Thursday 1 October 2009
Road Songs (Special Edition)
Amongst the many pleasures I have found in driving there is one that has become an art, at least for me: braking. There are two others to which I will refer in future special editions, but braking merits its own post.
And I am not merely talking about the act of bringing a car to a complete halt by applying force against the friction of the road, but rather the subtle changes that occur as I shift from gear to gear.
The E70 westbound from Cantabria to Asturias recently offered me the chance to enjoy this lesser-known gem. And I’ve come to think of it in the same way a musician regards his/her own playing and/or singing skills, hence the inclusion in this special edition of ‘Road Songs’.
The M25 here in the UK is not a very good place to practise the art of braking. It is usually choc-a-bloc with traffic jams everywhere and rather than enjoying the kinetic energy involved in the process, you end up feeling claustrophobic and on the brink of a road-rage fit. The 'Ocho Vías' motorway on which I drove in Cuba earlier this year was somewhat flat and monotonous, although surprisingly in good conditions, so that's another no-go. How different the picture was in the Spanish countryside. The E70, a long stretch of road that meanders from the Basque Country to Galicia - becoming A8 in the process - had plenty of soft slopes and suave bends (there’ll be another special post on bends, by the way). In the distance rolling hills helter-skeltered through the Iberian landscape. Deep valleys called out to the driver’s attentive eye and the nature lover in me slowed the car down whenever possible and soaked up the surroundings. Tiny hamlets hung on to perilous slopes.

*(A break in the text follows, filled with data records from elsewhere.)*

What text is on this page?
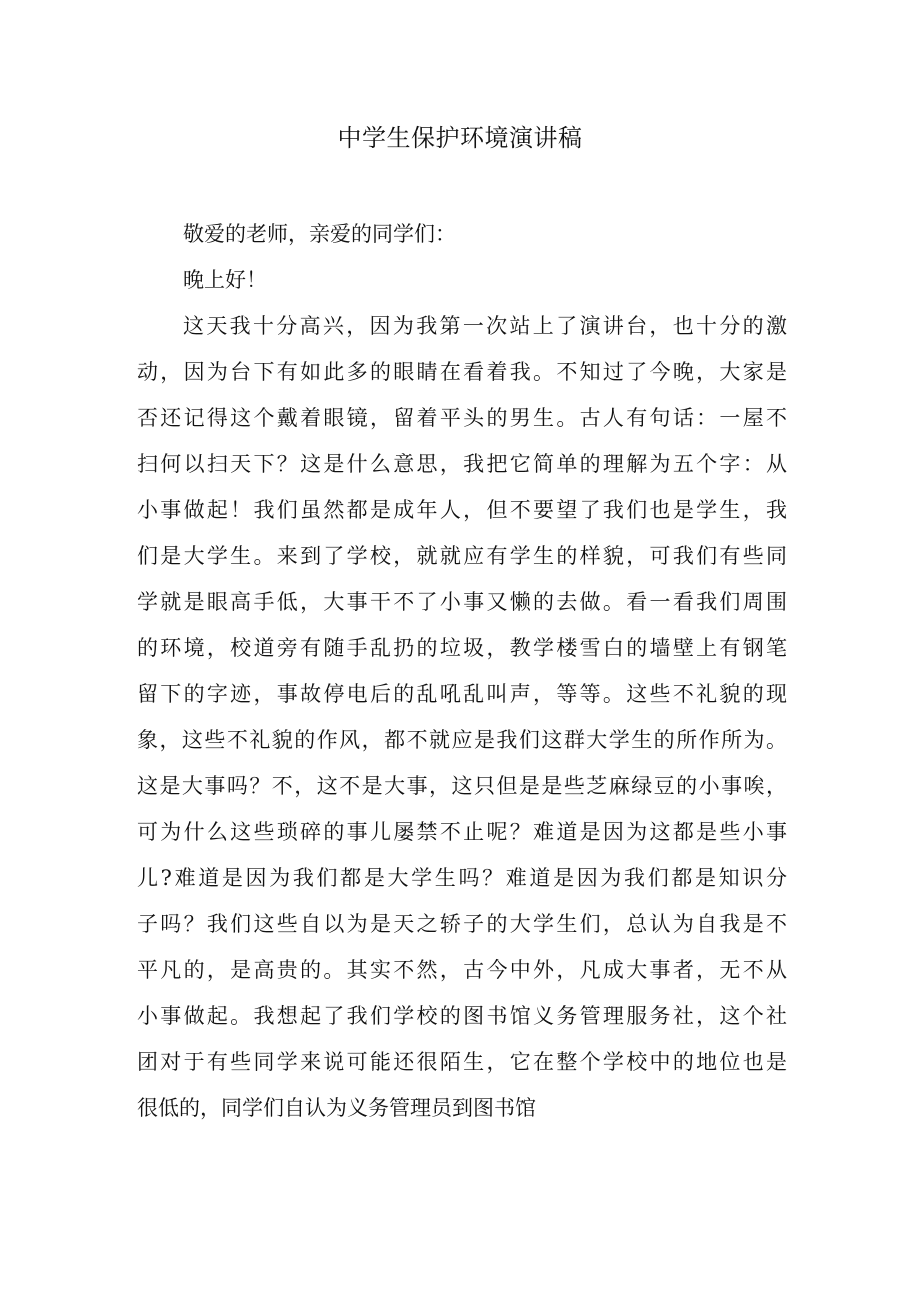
中学生保护环境演讲稿
敬爱的老师，亲爱的同学们：
晚上好！
这天我十分高兴，因为我第一次站上了演讲台，也十分的激
动，因为台下有如此多的眼睛在看着我。不知过了今晚，大家是
否还记得这个戴着眼镜，留着平头的男生。古人有句话：一屋不
扫何以扫天下？这是什么意思，我把它简单的理解为五个字：从
小事做起！我们虽然都是成年人，但不要望了我们也是学生，我
们是大学生。来到了学校，就就应有学生的样貌，可我们有些同
学就是眼高手低，大事干不了小事又懒的去做。看一看我们周围
的环境，校道旁有随手乱扔的垃圾，教学楼雪白的墙壁上有钢笔
留下的字迹，事故停电后的乱吼乱叫声，等等。这些不礼貌的现
象，这些不礼貌的作风，都不就应是我们这群大学生的所作所为。
这是大事吗？不，这不是大事，这只但是是些芝麻绿豆的小事唉，
可为什么这些琐碎的事儿屡禁不止呢？难道是因为这都是些小事
儿?难道是因为我们都是大学生吗？难道是因为我们都是知识分
子吗？我们这些自以为是天之轿子的大学生们，总认为自我是不
平凡的，是高贵的。其实不然，古今中外，凡成大事者，无不从
小事做起。我想起了我们学校的图书馆义务管理服务社，这个社
团对于有些同学来说可能还很陌生，它在整个学校中的地位也是
很低的，同学们自认为义务管理员到图书馆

It was this combination of driving - and braking, of course - and music playing on the car stereo that made me wonder if the arts could widen up its scope to include this dissipation of energy as yet another proof of man's creative nature. In the same way a pianist presses a key on his or her instrument to elicit a particular sound, when I press down on the brake pedal the effect sometimes can be that of the coupling of acoustic energy and air to produce sound. And no, it is not of the screeching type, although that happens all too often.
My first example tonight is Maria Rita and her excellent song 'Muito Pouco'. At 2:27, there's a tiny stop of half a second before the music goes up a couple of notches. It is the equivalent of braking smoothly around a bend on a broad motorway, bringing the car from fifth gear down to fourth and then beefing it back up to fifth. Beautiful.
My second offering tonight comes all the way from Italy (I promised more music from that European nation and I'm keeping my word). Eros Ramazzotti brings back memories galore, especially to those who, like me, enjoyed his well-deserved popularity in the early 90s in Cuba. This song, 'Musica E', is so full of stops that it could well be used in a driving lesson, teaching future drivers how to apply the brake, where and when. The way the musicians and singer meander through the melody reminds me of trips on hilly roads. I hope you enjoy it.
Third track tonight has that perfect combination of pop and classical music mixed together. I have always loved Jamiroquai but even I was taken by surprise when this track first came out. And I remember playing it on a loop on my Walkman. At 3:18 the brakes are applied and yet you have the feeling that he has let the musical car coast a little bit, as if not wanting the song to finish. The same sentiment I have when I come to the end of my journey and I brake slowly until it's time to bring the clutch pedal down. Smoothly. Thanks and happy driving!